Uchucchacua's deposit is located in the western slope of the Andes and belongs to the district and province of Oyón, in the department of Lima, Peru (Fig. 1). Stress redistribution as a result of mining is responsible for the activation of a complex structural system of faults (e.g., Rita, Ruby, Veronica, Rose). During the last five years, the mine has experienced an increasing level of seismicity and rockbursting associated with these faults. Development activities and ore exploitation have continuously advanced to deeper levels, presently taking place at 1,000 m below surface. Mechanical properties of respective rocks indicated increased susceptibility to rockbursting, which affected both the safety of the mine personnel and productivity.
The silver deposit of Uchucchacua consists of a principal geological structure that lies under the mine head offices.
Fig. 1 The location of the silver deposit of Uchucchacua (available in full paper)
The opposing rocks are of intermediate acidity. The principal stresses are sub-horizontal, trending NE-SW and EW-NW, respectively. Uchucchacua is a hydrothermal epigenetic deposit of landfill fractures, which were also transportation channels and metasomatic emplacements of mineralization that finally formed the present ore bodies. The principal commercial mineralization consists of silver, but zinc and lead are also extracted as by-products. In the Jumasha formation (Fig. 2) the mineralization is located in calcareous rocks of early Cretaceous. It varies in size and it is associated with irregular and discontinuous emplacement bodies.
Fig. 2 Cross-section of the Jumasha (Jm) formation (available in full paper)

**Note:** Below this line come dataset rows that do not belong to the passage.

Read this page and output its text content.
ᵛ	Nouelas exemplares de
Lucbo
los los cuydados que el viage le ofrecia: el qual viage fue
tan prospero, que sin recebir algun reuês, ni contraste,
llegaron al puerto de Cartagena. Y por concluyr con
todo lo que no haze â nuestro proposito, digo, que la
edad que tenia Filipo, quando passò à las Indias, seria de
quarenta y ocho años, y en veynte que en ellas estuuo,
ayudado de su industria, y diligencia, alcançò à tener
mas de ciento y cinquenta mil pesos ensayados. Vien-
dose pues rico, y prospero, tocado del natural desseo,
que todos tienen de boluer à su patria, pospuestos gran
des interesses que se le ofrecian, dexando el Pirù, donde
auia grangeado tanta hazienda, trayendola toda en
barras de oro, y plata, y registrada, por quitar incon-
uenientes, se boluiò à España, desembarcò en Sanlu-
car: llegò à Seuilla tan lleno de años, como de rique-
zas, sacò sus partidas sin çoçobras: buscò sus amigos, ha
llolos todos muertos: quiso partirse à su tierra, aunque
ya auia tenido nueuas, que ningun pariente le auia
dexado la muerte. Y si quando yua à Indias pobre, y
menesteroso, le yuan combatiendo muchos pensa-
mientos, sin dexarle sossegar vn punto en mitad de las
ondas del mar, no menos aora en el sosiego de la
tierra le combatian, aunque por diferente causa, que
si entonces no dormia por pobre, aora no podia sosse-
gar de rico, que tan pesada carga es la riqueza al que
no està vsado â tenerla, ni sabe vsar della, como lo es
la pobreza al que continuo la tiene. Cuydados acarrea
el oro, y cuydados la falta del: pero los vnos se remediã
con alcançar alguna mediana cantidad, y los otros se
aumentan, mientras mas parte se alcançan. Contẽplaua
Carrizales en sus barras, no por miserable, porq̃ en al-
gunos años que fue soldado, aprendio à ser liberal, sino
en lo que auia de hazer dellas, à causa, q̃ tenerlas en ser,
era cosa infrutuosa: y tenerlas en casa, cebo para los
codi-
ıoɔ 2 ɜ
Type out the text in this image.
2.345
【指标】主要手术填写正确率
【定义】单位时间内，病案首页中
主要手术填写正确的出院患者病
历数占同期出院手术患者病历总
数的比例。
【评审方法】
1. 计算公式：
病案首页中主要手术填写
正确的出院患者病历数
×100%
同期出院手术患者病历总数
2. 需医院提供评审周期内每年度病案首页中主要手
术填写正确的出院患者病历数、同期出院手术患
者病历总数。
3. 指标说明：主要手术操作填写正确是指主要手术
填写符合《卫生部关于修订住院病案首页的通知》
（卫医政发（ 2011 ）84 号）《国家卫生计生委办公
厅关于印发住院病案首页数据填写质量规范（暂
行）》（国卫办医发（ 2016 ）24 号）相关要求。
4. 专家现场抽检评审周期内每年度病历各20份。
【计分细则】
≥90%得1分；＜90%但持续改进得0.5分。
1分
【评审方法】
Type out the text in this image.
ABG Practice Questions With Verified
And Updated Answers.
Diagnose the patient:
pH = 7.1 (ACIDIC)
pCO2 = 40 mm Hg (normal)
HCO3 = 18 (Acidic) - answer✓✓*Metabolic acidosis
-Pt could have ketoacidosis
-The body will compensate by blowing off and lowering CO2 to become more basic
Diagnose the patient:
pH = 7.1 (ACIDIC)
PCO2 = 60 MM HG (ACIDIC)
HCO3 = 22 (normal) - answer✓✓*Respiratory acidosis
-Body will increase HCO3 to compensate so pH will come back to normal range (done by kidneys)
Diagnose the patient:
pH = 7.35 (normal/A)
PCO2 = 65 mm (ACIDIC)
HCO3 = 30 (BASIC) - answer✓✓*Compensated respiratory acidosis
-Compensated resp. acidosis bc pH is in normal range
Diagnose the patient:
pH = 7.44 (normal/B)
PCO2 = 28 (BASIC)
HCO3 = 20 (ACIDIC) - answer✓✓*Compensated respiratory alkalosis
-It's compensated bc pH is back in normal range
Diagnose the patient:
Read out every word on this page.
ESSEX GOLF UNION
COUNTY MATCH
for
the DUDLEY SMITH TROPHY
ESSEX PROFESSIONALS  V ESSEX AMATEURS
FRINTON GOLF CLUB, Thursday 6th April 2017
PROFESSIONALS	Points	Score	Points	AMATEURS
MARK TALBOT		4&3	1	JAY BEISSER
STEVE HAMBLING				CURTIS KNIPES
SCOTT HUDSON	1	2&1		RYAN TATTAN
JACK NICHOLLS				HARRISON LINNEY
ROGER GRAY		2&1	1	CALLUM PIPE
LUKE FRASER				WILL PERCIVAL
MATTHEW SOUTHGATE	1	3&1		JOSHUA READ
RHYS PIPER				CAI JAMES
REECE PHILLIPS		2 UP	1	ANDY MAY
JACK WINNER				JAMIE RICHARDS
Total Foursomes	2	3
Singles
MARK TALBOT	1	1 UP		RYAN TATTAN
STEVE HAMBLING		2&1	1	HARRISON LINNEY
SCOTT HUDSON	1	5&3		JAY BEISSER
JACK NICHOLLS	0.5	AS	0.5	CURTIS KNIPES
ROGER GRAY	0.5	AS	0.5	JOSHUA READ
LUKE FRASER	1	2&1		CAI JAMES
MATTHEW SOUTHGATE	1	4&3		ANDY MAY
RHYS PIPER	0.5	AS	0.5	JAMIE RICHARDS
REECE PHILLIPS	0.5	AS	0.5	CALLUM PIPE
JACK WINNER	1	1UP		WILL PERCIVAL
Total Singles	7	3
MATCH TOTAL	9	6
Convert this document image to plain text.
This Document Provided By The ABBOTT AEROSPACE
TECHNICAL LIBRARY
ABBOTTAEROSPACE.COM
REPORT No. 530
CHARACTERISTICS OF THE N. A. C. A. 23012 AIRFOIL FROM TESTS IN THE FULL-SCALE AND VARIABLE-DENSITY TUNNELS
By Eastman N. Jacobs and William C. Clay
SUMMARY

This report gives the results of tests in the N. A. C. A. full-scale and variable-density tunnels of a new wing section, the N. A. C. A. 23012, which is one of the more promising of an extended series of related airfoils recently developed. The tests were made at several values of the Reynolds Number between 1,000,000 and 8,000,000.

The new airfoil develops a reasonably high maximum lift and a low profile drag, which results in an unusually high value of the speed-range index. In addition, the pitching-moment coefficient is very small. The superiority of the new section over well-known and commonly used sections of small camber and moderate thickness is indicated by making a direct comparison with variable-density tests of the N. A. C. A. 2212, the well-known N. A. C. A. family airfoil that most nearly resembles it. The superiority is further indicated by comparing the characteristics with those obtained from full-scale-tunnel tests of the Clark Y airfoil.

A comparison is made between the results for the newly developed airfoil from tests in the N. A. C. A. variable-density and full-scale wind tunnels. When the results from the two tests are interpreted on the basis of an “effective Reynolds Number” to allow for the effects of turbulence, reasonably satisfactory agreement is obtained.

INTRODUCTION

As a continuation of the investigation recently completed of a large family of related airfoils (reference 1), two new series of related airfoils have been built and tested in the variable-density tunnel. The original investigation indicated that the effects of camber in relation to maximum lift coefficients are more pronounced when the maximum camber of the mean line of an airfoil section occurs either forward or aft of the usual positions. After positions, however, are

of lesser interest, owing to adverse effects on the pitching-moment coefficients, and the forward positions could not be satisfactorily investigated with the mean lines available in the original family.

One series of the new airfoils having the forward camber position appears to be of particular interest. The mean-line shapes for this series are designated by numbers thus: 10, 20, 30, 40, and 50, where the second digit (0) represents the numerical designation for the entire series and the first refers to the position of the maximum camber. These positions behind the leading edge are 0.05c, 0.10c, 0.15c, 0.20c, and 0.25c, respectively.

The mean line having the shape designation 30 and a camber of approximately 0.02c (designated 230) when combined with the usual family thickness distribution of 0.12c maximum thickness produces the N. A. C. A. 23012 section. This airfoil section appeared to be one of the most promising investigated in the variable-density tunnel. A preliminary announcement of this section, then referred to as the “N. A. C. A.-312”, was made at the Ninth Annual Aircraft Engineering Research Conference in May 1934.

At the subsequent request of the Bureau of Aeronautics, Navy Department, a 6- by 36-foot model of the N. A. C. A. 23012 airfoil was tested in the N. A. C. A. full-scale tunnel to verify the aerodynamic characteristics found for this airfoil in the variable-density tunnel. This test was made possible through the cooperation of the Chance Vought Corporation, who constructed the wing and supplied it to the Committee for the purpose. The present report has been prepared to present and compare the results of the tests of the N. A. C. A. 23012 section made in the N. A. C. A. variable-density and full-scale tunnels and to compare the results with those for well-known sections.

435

There are two principal types of rocks at Uchucchacua. One type consists of the fragile limestone, whereas the second type is represented by high strength minerals that form the ore, such as proustita, argentita, pirargirita, native silver, esfalerita, marmatita, as well as waste minerals as the pyrite, alabandita, rodocrosita, calcita, pirrotita, in different combinations forming a rocky, hard structure characterized by a high compressive stress. The presence of the Andean tectonics has created a system of principal folding where the minerals to be mined are exposed to zones capable to host rockbursts (Fig. 3).